Grants By Degree Level
Students have access to grants and other funding sources at every post-secondary education level. Funding needs change as you progress through education and there are many financial aid opportunities to help pay for more tuition. Grants for undergraduates are based on financial need and grants for advanced degrees are based more on an area of study. If you have exhausted your grant options, apply for scholarships. Conduct a free scholarship search to get extra funding for all degrees.
Like scholarships, most grants target undergraduates. To get federal funding, you must fill out the Free Application for Federal Student Aid, or FAFSA. The FAFSA determines eligibility for need-based grants like the Pell Grant and the Federal Supplemental Educational Opportunity Grant. To avoid taking out student loans, apply for grants early and often. Also apply for outside scholarships, because eligibility does not guarantee federal funding. Grant awards change annually, and are set by the government.
If you are targeting a particular field of study, talent, or athletic program, look for grants that specifically for that interest. Professional organizations also offer awards. Most of the awards are need-based like federal awards. Some consider community service and academic merit. Academic grants and college-based grants are also popular. For example, The University of Notre Dame has an Undergraduate Research and Teaching Opportunity Program for summer students interested in independent research and creative projects. If you are passionate about a particular field, notify your college because they can offer grants that are not on your FAFSA.

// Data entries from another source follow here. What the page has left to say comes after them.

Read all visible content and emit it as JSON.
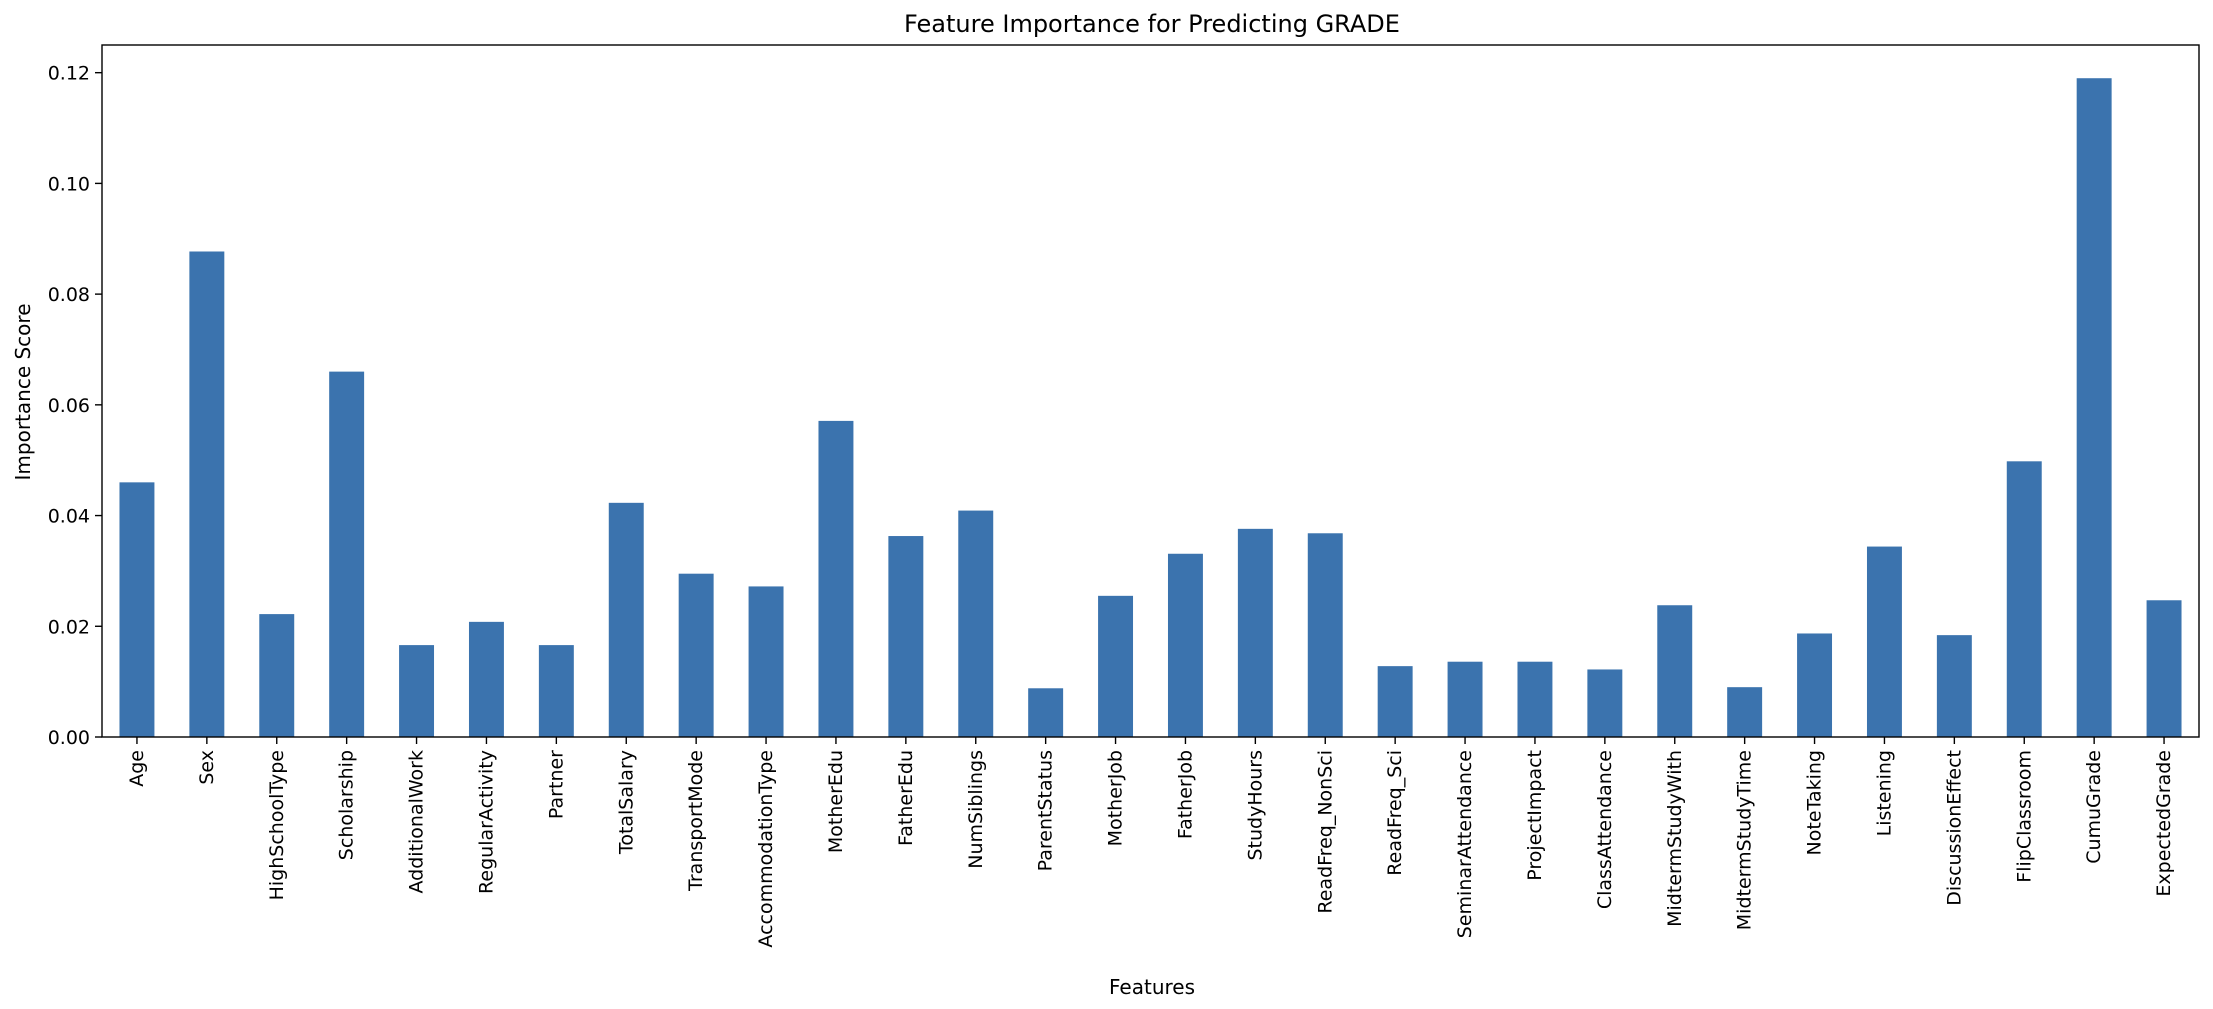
{
  "chart_data": {
    "type": "bar",
    "title": "Feature Importance for Predicting GRADE",
    "xlabel": "Features",
    "ylabel": "Importance Score",
    "ylim": [
      0,
      0.125
    ],
    "yticks": [
      "0.00",
      "0.02",
      "0.04",
      "0.06",
      "0.08",
      "0.10",
      "0.12"
    ],
    "grid": false,
    "bar_color": "#3b73ae",
    "categories": [
      "Age",
      "Sex",
      "HighSchoolType",
      "Scholarship",
      "AdditionalWork",
      "RegularActivity",
      "Partner",
      "TotalSalary",
      "TransportMode",
      "AccommodationType",
      "MotherEdu",
      "FatherEdu",
      "NumSiblings",
      "ParentStatus",
      "MotherJob",
      "FatherJob",
      "StudyHours",
      "ReadFreq_NonSci",
      "ReadFreq_Sci",
      "SeminarAttendance",
      "ProjectImpact",
      "ClassAttendance",
      "MidtermStudyWith",
      "MidtermStudyTime",
      "NoteTaking",
      "Listening",
      "DiscussionEffect",
      "FlipClassroom",
      "CumuGrade",
      "ExpectedGrade"
    ],
    "values": [
      0.046,
      0.0877,
      0.0222,
      0.066,
      0.0166,
      0.0208,
      0.0166,
      0.0423,
      0.0295,
      0.0272,
      0.0571,
      0.0363,
      0.0409,
      0.0088,
      0.0255,
      0.0331,
      0.0376,
      0.0368,
      0.0128,
      0.0136,
      0.0136,
      0.0122,
      0.0238,
      0.009,
      0.0187,
      0.0344,
      0.0184,
      0.0498,
      0.119,
      0.0247
    ]
  }
}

Grants for Advanced Degrees
Grants for graduate students are harder to find but are very generous, especially in research-related fields. For example, the The Geological Society of America offers grants for graduate and professional students in geological research. Also, government agencies like the Environmental Protection Agency funds research in environmental studies and human health. Grants for advanced degrees typically fund more than the cost education. This includes internships, career-advancement opportunities and research positions to boost a resume. There are great opportunities for low-income students, women, and minorities. For example the U.S. Department of Housing and Urban Development funds low-income graduate pursuing careers in community planning and development. Grants for advanced degrees are usually awarded by your intended college/university, but there are a few federal grant opportunities. If you’re getting a PhD, look for assistantships and fellowships that have full-rides at your school or in your program.
If you’re an adult returning to school after working professionally, check with your employer for funding opportunities. Some private companies and large corporations offer scholarship and grant opportunities for employees looking to further their educations. Some employers even offer promotions after completing the program. If you participate in a company scholarship or grant program, expect to work for that company after graduation.